One area that Washington could spur growth, five years after the financial crisis, is through further investment in infrastructure, he said.
So there's a whole bunch of stuff that’s happening in the marketplace. But if we have policies that make sure that our kids are prepared for higher skilled jobs. If we have policies that make sure that we’re rebuilding our infrastructure, because a robot can’t build a road. And we need, you know, new ports and a smarter electricity grid, if we’re making investments, to make sure that research and development continues to happen here. If we have tax breaks for companies that are investing here in the United States as opposed to overseas, all those things can make the situation better.
It doesn’t solve the problem entirely, but it pushes against these trends. And the problem that we’ve got right now is you’ve got a portion of– Congress who– whose policies don’t just– wanna– you know, leave things alone, they actually wanna accelerate these trends.
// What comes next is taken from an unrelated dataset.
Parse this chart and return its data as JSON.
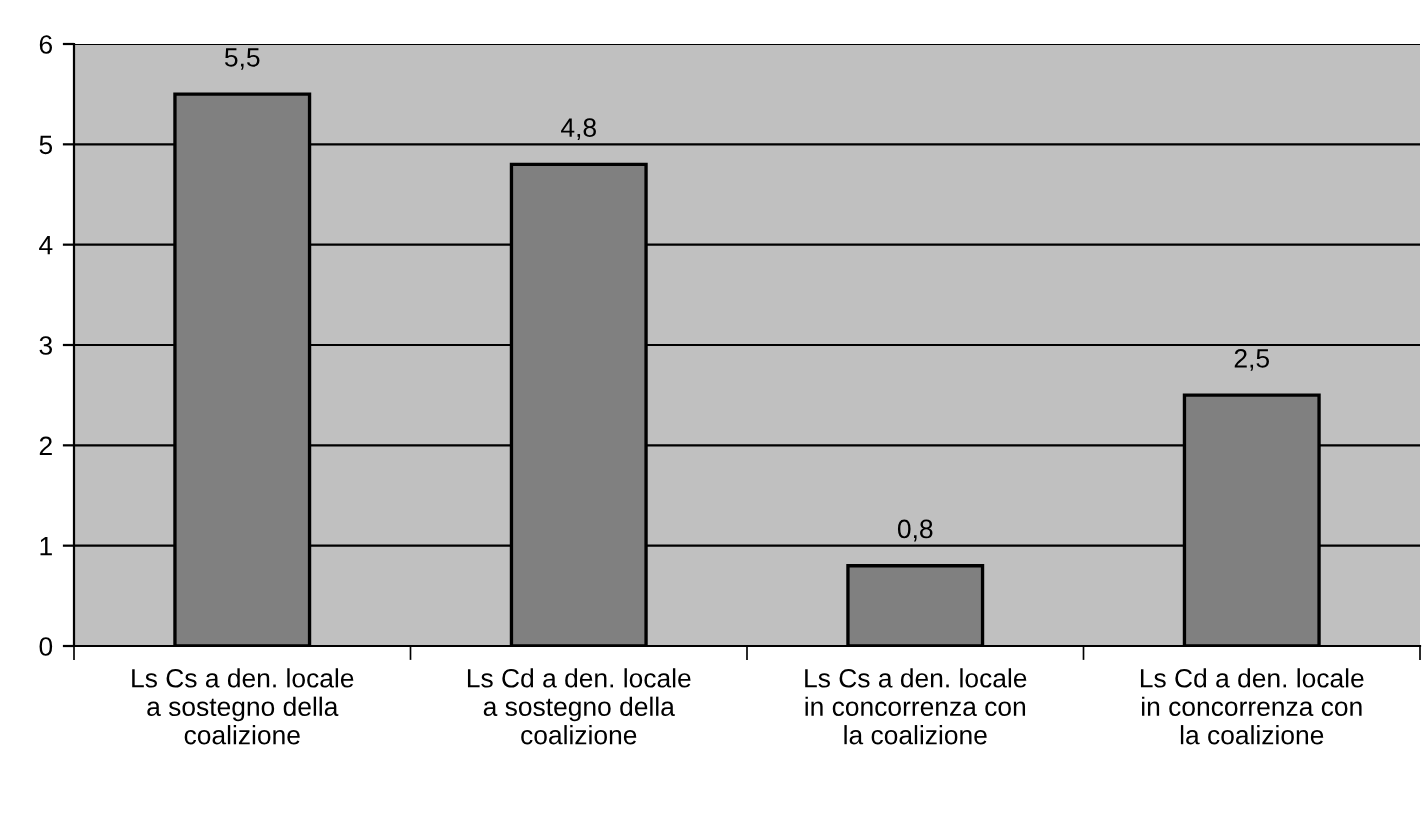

Obama isn't exactly averse to the use of robots and machines across the economy. In 2011, he announced the National Robotics Initiative, a $70 million program that allows for the "development and use of robots" that work alongside and "in close cooperation with" people. It appears that these latest comments were a new plea for investment in infrastructure.
Obama's comments on the economy comes before the next few weeks in Washington are expected to be consumed with budget battles. One will come over the bill to keep the government funded and avoid a shutdown, and the other will come over the need to raise the nation's debt ceiling.
Obama will deliver remarks in the Rose Garden to mark the five-year anniversary of the financial crisis, the White House said. He's also expected to mention the budget debates.